The term “host cell” means any type of cell that is susceptible to transformation, transfection, transduction or the like with a nucleic acid construct or expression vector comprising a polynucleotide of the present invention.

The term “heterologous” is used herein to describe a polynucleotide or polypeptide introduced into a host cell. This term encompasses a polynucleotide or polypeptide, respectively, derived from a different organism, species or strain than that of the host cell. In this case, the heterologous polynucleotide or polypeptide has a sequence that is different from any sequence(s) found in the same host cell. However, the term also encompasses a polynucleotide or polypeptide that has a sequence that is the same as a sequence found in the host cell, wherein the polynucleotide or polypeptide is present in a different context than the native sequence (e.g., a heterologous polynucleotide can be linked to a different promoter and inserted into a different genomic location than that of the native sequence). “Heterologous expression” thus encompasses expression of a sequence that is non-native to the host cell, as well as expression of a sequence that is native to the host cell in a non-native context.

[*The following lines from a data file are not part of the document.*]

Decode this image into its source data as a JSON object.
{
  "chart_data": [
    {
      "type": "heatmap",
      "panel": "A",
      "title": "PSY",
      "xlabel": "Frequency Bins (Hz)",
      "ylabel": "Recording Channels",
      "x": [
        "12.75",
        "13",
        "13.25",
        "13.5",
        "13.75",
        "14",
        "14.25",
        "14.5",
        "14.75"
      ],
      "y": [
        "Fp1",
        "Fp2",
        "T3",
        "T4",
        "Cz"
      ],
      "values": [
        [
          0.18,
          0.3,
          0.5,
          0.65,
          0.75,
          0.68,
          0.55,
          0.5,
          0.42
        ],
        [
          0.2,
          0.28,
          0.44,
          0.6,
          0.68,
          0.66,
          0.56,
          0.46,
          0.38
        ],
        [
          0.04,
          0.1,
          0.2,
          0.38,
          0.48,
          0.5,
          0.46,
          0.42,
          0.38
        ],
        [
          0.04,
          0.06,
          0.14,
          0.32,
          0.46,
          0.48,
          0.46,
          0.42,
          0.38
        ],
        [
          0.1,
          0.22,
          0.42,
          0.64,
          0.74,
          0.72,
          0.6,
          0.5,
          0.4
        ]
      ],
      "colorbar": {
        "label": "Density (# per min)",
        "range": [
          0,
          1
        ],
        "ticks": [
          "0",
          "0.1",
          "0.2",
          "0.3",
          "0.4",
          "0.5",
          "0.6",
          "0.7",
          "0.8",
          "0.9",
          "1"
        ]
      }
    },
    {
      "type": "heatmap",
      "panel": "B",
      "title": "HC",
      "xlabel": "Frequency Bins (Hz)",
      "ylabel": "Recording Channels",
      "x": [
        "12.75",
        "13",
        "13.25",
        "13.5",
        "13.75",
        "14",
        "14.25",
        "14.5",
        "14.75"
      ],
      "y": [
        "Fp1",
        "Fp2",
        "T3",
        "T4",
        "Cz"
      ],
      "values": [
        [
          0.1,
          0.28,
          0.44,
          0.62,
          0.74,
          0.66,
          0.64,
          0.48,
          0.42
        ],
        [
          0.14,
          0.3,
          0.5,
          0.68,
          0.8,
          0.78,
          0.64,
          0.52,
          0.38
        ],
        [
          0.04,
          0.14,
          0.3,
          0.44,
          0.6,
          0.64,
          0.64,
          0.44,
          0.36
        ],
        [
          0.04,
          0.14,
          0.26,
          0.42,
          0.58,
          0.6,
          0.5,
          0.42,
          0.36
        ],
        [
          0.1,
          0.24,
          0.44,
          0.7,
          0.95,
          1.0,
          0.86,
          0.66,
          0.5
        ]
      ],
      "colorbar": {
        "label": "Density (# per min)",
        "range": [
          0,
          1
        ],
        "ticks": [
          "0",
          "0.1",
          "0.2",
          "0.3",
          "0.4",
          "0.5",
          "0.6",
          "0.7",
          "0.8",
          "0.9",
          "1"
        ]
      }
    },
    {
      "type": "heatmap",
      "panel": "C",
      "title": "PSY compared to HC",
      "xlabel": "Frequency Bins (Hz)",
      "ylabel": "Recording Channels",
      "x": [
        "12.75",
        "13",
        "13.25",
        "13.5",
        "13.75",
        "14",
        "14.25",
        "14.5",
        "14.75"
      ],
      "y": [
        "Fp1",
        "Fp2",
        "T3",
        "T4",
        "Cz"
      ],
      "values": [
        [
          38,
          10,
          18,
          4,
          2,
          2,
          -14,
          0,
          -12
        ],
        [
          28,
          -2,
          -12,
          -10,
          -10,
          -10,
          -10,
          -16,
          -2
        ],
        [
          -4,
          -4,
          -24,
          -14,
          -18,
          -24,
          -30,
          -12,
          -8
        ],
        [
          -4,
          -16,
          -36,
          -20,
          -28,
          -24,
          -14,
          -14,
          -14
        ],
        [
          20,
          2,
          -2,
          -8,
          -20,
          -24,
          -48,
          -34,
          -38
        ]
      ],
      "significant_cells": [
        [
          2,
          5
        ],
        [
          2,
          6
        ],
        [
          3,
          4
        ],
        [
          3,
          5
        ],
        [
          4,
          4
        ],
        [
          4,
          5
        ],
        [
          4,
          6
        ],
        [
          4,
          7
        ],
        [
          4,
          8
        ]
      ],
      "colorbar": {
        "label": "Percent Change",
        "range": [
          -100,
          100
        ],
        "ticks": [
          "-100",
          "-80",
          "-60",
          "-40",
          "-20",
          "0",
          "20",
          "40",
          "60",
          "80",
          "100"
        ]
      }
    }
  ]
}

Enzymes are identified herein by the reactions they catalyze and, unless otherwise indicated, refer to any polypeptide capable of catalyzing the identified reaction. Unless otherwise indicated, enzymes may be derived from any organism and may have a native or mutated amino acid sequence. As is well known, enzymes may have multiple and/or multiple names, sometimes depending on the source organism from which they derive. The enzyme names used herein encompass orthologs, including enzymes that may have one or more additional functions or a different name.

The term “fermentation” is used herein to refer to a process whereby a microbial cell converts one or more substrate(s) into a desired product (such as PHB) by means of one or more biological conversion steps, without the need for any chemical conversion step.

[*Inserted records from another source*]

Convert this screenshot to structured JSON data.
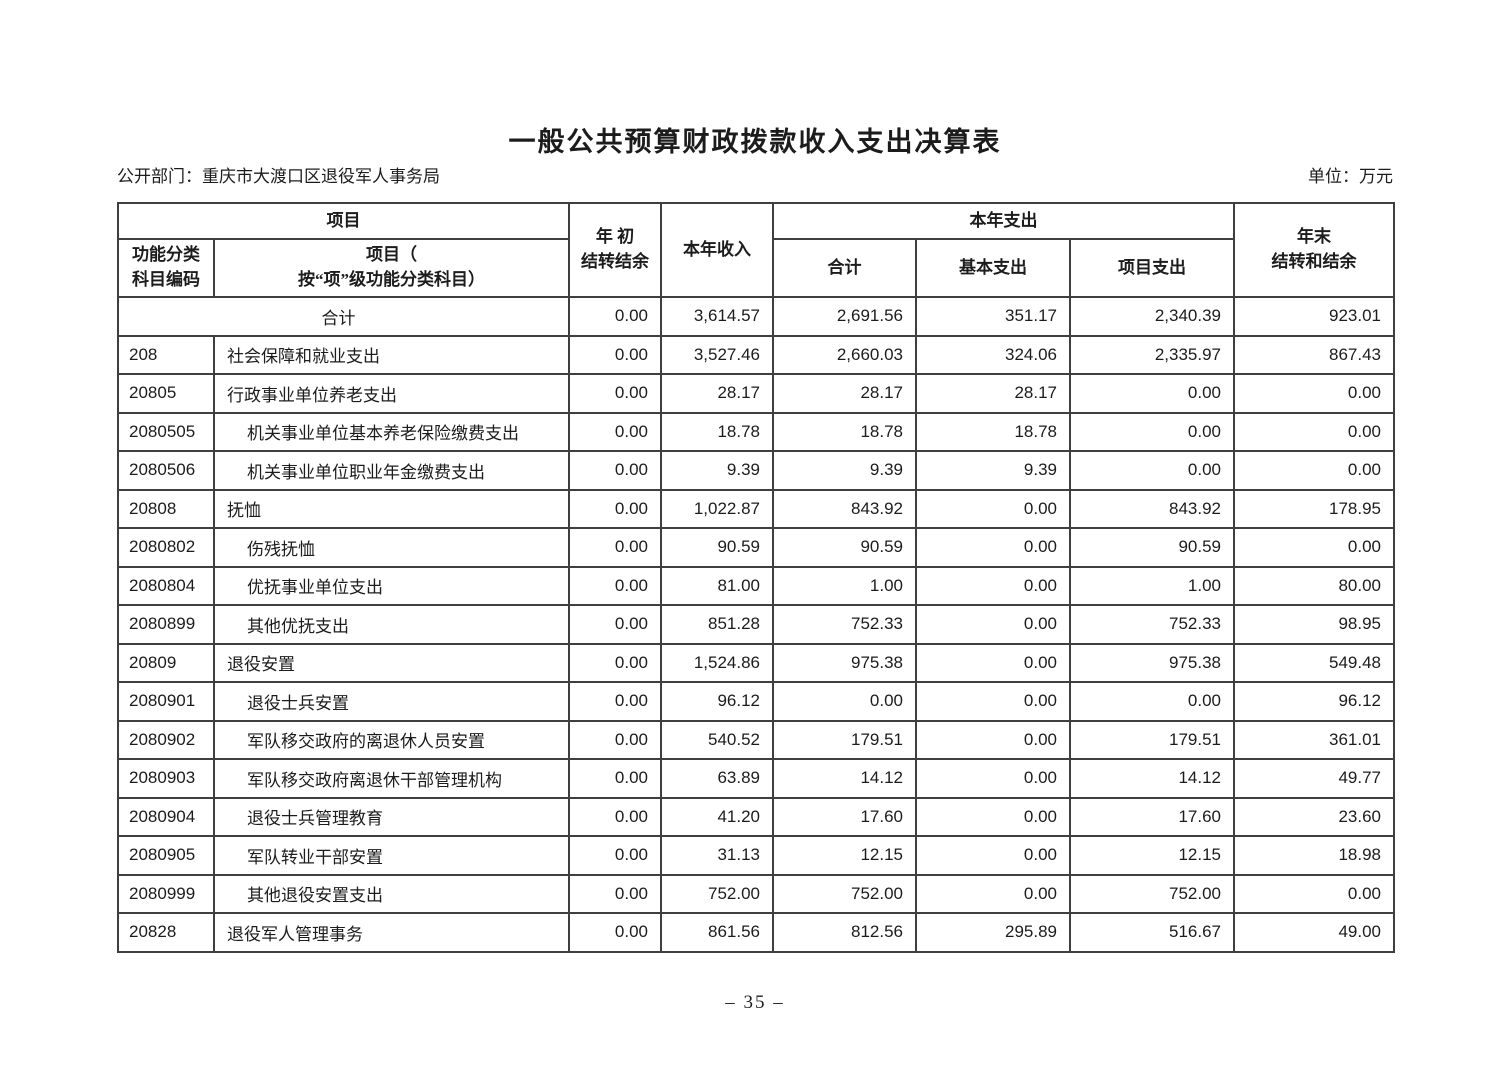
{
  "page": {
    "title": "一般公共预算财政拨款收入支出决算表",
    "department": "公开部门：重庆市大渡口区退役军人事务局",
    "unit": "单位：万元",
    "page_number": "– 35 –"
  },
  "table": {
    "header": {
      "group_project": "项目",
      "col_code_line1": "功能分类",
      "col_code_line2": "科目编码",
      "col_name_line1": "项目（",
      "col_name_line2": "按“项”级功能分类科目）",
      "col_opening_line1": "年 初",
      "col_opening_line2": "结转结余",
      "col_income": "本年收入",
      "group_expenditure": "本年支出",
      "col_exp_total": "合计",
      "col_exp_basic": "基本支出",
      "col_exp_project": "项目支出",
      "col_closing_line1": "年末",
      "col_closing_line2": "结转和结余"
    },
    "rows": [
      {
        "total": true,
        "code": "",
        "name": "合计",
        "indent": false,
        "values": [
          "0.00",
          "3,614.57",
          "2,691.56",
          "351.17",
          "2,340.39",
          "923.01"
        ]
      },
      {
        "total": false,
        "code": "208",
        "name": "社会保障和就业支出",
        "indent": false,
        "values": [
          "0.00",
          "3,527.46",
          "2,660.03",
          "324.06",
          "2,335.97",
          "867.43"
        ]
      },
      {
        "total": false,
        "code": "20805",
        "name": "行政事业单位养老支出",
        "indent": false,
        "values": [
          "0.00",
          "28.17",
          "28.17",
          "28.17",
          "0.00",
          "0.00"
        ]
      },
      {
        "total": false,
        "code": "2080505",
        "name": "机关事业单位基本养老保险缴费支出",
        "indent": true,
        "values": [
          "0.00",
          "18.78",
          "18.78",
          "18.78",
          "0.00",
          "0.00"
        ]
      },
      {
        "total": false,
        "code": "2080506",
        "name": "机关事业单位职业年金缴费支出",
        "indent": true,
        "values": [
          "0.00",
          "9.39",
          "9.39",
          "9.39",
          "0.00",
          "0.00"
        ]
      },
      {
        "total": false,
        "code": "20808",
        "name": "抚恤",
        "indent": false,
        "values": [
          "0.00",
          "1,022.87",
          "843.92",
          "0.00",
          "843.92",
          "178.95"
        ]
      },
      {
        "total": false,
        "code": "2080802",
        "name": "伤残抚恤",
        "indent": true,
        "values": [
          "0.00",
          "90.59",
          "90.59",
          "0.00",
          "90.59",
          "0.00"
        ]
      },
      {
        "total": false,
        "code": "2080804",
        "name": "优抚事业单位支出",
        "indent": true,
        "values": [
          "0.00",
          "81.00",
          "1.00",
          "0.00",
          "1.00",
          "80.00"
        ]
      },
      {
        "total": false,
        "code": "2080899",
        "name": "其他优抚支出",
        "indent": true,
        "values": [
          "0.00",
          "851.28",
          "752.33",
          "0.00",
          "752.33",
          "98.95"
        ]
      },
      {
        "total": false,
        "code": "20809",
        "name": "退役安置",
        "indent": false,
        "values": [
          "0.00",
          "1,524.86",
          "975.38",
          "0.00",
          "975.38",
          "549.48"
        ]
      },
      {
        "total": false,
        "code": "2080901",
        "name": "退役士兵安置",
        "indent": true,
        "values": [
          "0.00",
          "96.12",
          "0.00",
          "0.00",
          "0.00",
          "96.12"
        ]
      },
      {
        "total": false,
        "code": "2080902",
        "name": "军队移交政府的离退休人员安置",
        "indent": true,
        "values": [
          "0.00",
          "540.52",
          "179.51",
          "0.00",
          "179.51",
          "361.01"
        ]
      },
      {
        "total": false,
        "code": "2080903",
        "name": "军队移交政府离退休干部管理机构",
        "indent": true,
        "values": [
          "0.00",
          "63.89",
          "14.12",
          "0.00",
          "14.12",
          "49.77"
        ]
      },
      {
        "total": false,
        "code": "2080904",
        "name": "退役士兵管理教育",
        "indent": true,
        "values": [
          "0.00",
          "41.20",
          "17.60",
          "0.00",
          "17.60",
          "23.60"
        ]
      },
      {
        "total": false,
        "code": "2080905",
        "name": "军队转业干部安置",
        "indent": true,
        "values": [
          "0.00",
          "31.13",
          "12.15",
          "0.00",
          "12.15",
          "18.98"
        ]
      },
      {
        "total": false,
        "code": "2080999",
        "name": "其他退役安置支出",
        "indent": true,
        "values": [
          "0.00",
          "752.00",
          "752.00",
          "0.00",
          "752.00",
          "0.00"
        ]
      },
      {
        "total": false,
        "code": "20828",
        "name": "退役军人管理事务",
        "indent": false,
        "values": [
          "0.00",
          "861.56",
          "812.56",
          "295.89",
          "516.67",
          "49.00"
        ]
      }
    ]
  }
}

The term “polyester” encompasses a group of polymers comprising polylactic acid (PLA), polyethylene tetrathalate (PET), polytrimethylene terephthalate (PTT), polybutylene terephthalate (PBT), polyethylene isosorbide terephthalate (PEIT), polyhydroxyalkanoate (PHA), polybutylene succinate (PBS), polybutylene succinate adipate (PESA), polybutylene adipate terephthalate (PEAT), polyethylene furanoate (PEP), polycaprolactone (PCL), poly (ethylene adipate) (PEA) and blends/mixtures of these polymers. Polyester containing material refers to textile or fabrics comprising at least one polyester-containing fiber.

The term “cellulose” as used herein refers to a polysaccharide having the formula (CHO)configured as a linear chain of (1→4) linked D-glucose units. The number of individual glucose monomers in the cellulose polymer defines the degree of polymerization of cellulose.

The term “subcritical water” or “SCW” as used herein refers to liquid water at temperatures between the atmospheric boiling point (100° C.) and the critical temperature (374° C.) that present unique features with respect to its properties, such as density, dielectric constant, ion concentration, diffusivity, and solubility. In the subcritical region, the ionization constant (Kw) of water increases with temperature and is about three orders of magnitude higher than that of ambient water, and the dielectric constant of water drops from 80 to 20.